LianaN opened this issue · comments
Hello, I trained a model on a custom audio dataset in Spanish (wav files - audio only, without transcripts). How can I properly load the trained model from checkpoints and do the inference, i.e. text-to-speech?
This is my current code, but it generates a constant noise signal (kind of, bi-ii-p) in out.wav
.
wav2vec = HubertWithKmeans(
checkpoint_path = f'./{hubert_ckpt}',
kmeans_path = f'./{hubert_quantizer}'
).cuda()
soundstream = SoundStream.init_and_load_from("./results/soundstream.8.pt").cuda()
semantic_transformer = SemanticTransformer(
num_semantic_tokens = wav2vec.codebook_size,
dim = 1024,
depth = 6
).cuda()
coarse_transformer = CoarseTransformer(
num_semantic_tokens = wav2vec.codebook_size,
codebook_size = 1024,
num_coarse_quantizers = 3,
dim = 512,
depth = 6
).cuda()
fine_transformer = FineTransformer(
num_coarse_quantizers = 3,
num_fine_quantizers = 5,
codebook_size = 1024,
dim = 512,
depth = 6
).cuda()
audiolm = AudioLM(
wav2vec = wav2vec,
codec = soundstream,
semantic_transformer = semantic_transformer,
coarse_transformer = coarse_transformer,
fine_transformer = fine_transformer
)
generated_wav_with_text_condition = audiolm(text = ['Hola, que tal?'])
output_path = "out.wav"
sample_rate = 44100
torchaudio.save(output_path, generated_wav_with_text_condition.cpu(), sample_rate)
I tried loading trained transformers as follows, but I am getting AssertionError: only one Trainer can be instantiated at a time for training
. I created a separate notebook per each transformer training, which worked well. But I'm unclear how to properly assemble all pieces for the inference.
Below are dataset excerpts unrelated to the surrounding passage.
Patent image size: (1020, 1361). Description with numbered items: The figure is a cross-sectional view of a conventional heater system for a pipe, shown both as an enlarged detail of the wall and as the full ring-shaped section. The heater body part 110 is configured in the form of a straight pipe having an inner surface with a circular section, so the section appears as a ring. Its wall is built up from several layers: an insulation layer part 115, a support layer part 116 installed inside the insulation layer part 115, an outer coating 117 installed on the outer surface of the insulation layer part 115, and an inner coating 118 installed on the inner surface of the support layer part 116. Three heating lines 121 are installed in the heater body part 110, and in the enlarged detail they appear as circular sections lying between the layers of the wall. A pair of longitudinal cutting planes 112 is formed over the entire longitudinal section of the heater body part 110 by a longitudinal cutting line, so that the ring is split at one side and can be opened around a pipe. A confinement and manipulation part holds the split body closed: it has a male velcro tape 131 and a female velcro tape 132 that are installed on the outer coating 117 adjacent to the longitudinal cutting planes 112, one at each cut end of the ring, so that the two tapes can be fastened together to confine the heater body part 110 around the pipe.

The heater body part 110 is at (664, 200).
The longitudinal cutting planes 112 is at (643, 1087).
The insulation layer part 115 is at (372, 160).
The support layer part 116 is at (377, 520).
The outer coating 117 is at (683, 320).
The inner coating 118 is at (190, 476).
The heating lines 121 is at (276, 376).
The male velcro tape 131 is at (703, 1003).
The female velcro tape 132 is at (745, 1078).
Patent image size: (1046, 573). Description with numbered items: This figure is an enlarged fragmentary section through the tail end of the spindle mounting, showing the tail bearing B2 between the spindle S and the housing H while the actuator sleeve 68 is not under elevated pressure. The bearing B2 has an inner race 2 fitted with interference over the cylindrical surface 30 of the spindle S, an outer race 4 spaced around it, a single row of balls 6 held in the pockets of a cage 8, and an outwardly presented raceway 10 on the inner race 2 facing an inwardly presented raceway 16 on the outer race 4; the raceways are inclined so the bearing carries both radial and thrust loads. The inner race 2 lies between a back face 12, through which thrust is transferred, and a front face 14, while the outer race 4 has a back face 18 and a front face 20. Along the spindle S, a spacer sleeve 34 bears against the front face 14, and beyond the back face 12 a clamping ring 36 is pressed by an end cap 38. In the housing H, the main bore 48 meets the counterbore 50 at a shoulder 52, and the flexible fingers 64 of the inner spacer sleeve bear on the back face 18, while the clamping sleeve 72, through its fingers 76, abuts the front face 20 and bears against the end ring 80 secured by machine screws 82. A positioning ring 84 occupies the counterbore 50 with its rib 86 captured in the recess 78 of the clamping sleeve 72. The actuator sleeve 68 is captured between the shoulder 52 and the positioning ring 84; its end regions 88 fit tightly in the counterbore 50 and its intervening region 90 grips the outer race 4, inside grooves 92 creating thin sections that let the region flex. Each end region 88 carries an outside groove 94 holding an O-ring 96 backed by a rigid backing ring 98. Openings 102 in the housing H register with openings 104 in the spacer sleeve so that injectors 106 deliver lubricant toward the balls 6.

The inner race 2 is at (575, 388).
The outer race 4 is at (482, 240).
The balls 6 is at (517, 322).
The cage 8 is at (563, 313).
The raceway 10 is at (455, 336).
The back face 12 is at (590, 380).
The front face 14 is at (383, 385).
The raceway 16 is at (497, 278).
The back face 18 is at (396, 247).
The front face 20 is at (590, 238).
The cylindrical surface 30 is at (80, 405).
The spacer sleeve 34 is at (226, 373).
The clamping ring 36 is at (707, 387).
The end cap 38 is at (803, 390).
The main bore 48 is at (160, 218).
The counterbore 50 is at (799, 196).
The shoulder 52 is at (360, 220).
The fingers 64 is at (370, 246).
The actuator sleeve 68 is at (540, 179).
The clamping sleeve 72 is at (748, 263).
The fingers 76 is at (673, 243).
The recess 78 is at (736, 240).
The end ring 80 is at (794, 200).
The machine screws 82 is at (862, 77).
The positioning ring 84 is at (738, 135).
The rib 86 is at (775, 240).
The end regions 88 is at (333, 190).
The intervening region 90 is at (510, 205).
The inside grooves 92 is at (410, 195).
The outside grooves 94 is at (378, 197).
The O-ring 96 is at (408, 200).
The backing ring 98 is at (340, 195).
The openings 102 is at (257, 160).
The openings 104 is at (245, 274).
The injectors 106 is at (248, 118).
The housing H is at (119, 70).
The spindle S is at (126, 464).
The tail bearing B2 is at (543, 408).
wav2vec = HubertWithKmeans(
checkpoint_path = f'./{hubert_ckpt}',
kmeans_path = f'./{hubert_quantizer}'
).cuda()
soundstream = SoundStream.init_and_load_from(soundstream_ckpt).cuda()
semantic_transformer = SemanticTransformer(
num_semantic_tokens = wav2vec.codebook_size,
dim = 1024,
depth = 6
).cuda()
semantictransformer_trainer = SemanticTransformerTrainer(
transformer = semantic_transformer,
wav2vec = wav2vec,
folder = dataset_folder,
batch_size = 1,
data_max_length = 320 * 32,
num_train_steps = 1
)
semantictransformer_trainer.load(semantictransformer_ckpt)
coarse_transformer = CoarseTransformer(
num_semantic_tokens = wav2vec.codebook_size,
codebook_size = 1024,
num_coarse_quantizers = 3,
dim = 512,
depth = 6
).cuda()
coarsetransformer_trainer = CoarseTransformerTrainer(
transformer = coarse_transformer,
codec = soundstream,
wav2vec = wav2vec,
folder = dataset_folder,
batch_size = 1,
data_max_length = 320 * 32,
save_results_every = 2,
save_model_every = 4,
num_train_steps = 9
)
coarsetransformer_trainer.load(coarsetransformer_ckpt)
fine_transformer = FineTransformer(
num_coarse_quantizers = 3,
num_fine_quantizers = 5,
codebook_size = 1024,
dim = 512,
depth = 6
).cuda()
finetransformer_trainer = FineTransformerTrainer(
transformer = fine_transformer,
codec = soundstream,
folder = dataset_folder,
batch_size = 1,
grad_accum_every = 32,
data_max_length_seconds = 4,
num_train_steps = 9
)
finetransformer_trainer.load(finetransformer_ckpt)
audiolm = AudioLM(
wav2vec = wav2vec,
codec = soundstream,
semantic_transformer = semantic_transformer,
coarse_transformer = coarse_transformer,
fine_transformer = fine_transformer
)
I'd check out #211 and https://github.com/LWprogramming/audiolm-pytorch-training/blob/3374046d801451aec5a441d37fae2e9b7b8b05af/audiolm_pytorch_demo_laion.py#L369 (load from the transformer, don't create multiple trainers when evaluating)
@LianaN Have a try with version 1.2.15.
Thanks, I was able to load from the transformers using the version 1.2.20. In the previous versions I was getting the error:
AttributeError: 'SemanticTransformer' object has no attribute 'load'
Thanks, I was able to load from the transformers using the version 1.2.20. In the previous versions I was getting the error:
AttributeError: 'SemanticTransformer' object has no attribute 'load'
Try using pickle to save trained transformers into files and load them back before inference.